All heads turned to the task director general. Good. Lawten would add some reason to this senseless debate.

“One of our enforcer patrols happened upon an outsider a few weeks back.” Lawten’s clear voice echoed around the room. “A young male, clearly uninfected. After some discussions, we learned it had always been this outsider’s desire to come inside our fair city, and so the enforcers brought him to Otley, who brought him to me.”

“Now we have a male donor and no females?” an Ancient asked. “So we attempt another trade with Wyoming and hope that the next girl remains healthy?”

“Hear me out, sir,” Lawten said. “I am suggesting something on a grander scale. Enticement. Recruitment. Enrollment.”

“I’m not following you, Mr. Task Director.”

“We visit this young man’s village and encourage his people to relocate.”

The Ancient’s brow lowered. “A large number of outsiders in the Safe Lands?”

“If they haven’t wanted to live here for the past eighty-some years, why would they now?” another added.

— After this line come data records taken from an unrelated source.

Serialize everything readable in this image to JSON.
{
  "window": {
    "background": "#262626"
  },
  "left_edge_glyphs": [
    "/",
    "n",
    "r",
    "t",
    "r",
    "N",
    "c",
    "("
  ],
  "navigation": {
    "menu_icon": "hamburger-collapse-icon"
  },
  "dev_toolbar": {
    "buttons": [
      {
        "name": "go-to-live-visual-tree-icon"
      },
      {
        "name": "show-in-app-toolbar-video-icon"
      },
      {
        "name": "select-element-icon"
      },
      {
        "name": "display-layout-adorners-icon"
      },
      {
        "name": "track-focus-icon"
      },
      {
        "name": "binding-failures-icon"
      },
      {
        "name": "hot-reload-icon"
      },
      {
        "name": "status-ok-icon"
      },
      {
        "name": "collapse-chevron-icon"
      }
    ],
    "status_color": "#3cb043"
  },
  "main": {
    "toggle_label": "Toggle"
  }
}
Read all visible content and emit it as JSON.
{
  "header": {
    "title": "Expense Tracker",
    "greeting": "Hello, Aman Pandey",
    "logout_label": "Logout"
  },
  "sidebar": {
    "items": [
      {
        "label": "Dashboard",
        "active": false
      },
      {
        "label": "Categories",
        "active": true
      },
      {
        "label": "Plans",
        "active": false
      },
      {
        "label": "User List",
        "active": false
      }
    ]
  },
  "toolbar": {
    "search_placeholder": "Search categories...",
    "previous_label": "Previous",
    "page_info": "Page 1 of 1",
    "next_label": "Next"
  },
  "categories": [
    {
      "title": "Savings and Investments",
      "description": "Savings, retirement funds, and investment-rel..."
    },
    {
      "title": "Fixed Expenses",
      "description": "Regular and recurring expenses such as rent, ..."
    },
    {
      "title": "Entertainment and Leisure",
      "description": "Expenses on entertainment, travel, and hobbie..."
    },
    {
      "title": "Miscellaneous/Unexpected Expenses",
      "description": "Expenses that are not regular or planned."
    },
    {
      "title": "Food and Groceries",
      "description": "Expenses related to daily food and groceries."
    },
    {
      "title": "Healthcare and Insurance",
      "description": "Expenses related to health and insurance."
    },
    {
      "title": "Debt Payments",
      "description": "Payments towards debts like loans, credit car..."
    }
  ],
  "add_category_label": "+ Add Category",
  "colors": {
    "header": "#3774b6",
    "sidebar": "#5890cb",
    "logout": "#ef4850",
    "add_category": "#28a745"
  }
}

“Why give them a choice?” Lawten said, as if just coming up with the idea.

Ciddah’s breath caught. How could Lawten suggest such a thing?

“This Guild will not lock innocent people in cages, Mr. Task Director,” an Ancient said.

“Please, hear me out,” Lawten said. “This young man had been told lies about our people and our way of life. Once he saw our city with his own eyes, he wanted to live here more than anything. And he believes that, once his people visit, they will too.”

A thoughtful pause. “So you propose bringing people here, possibly against their will, in order to show them what they really desire?”

“In a way. And I truly believe the outsiders will enjoy living here in time. We only need to require the men to donate for a month or two,” Lawten said. “That would give us enough uninfected samples to last for years. With the procedure, of course, the women will have to make greater sacrifices.”

“Spoken like a man.” This was the first female voice to come from the Ancients.

“I cannot help the facts of biology, madam,” Lawten said. “But this sacrifice also means the women will become queens, with the adoration of the Safe Lands heaped upon them. Their surrogacy terms will be filled with luxury.”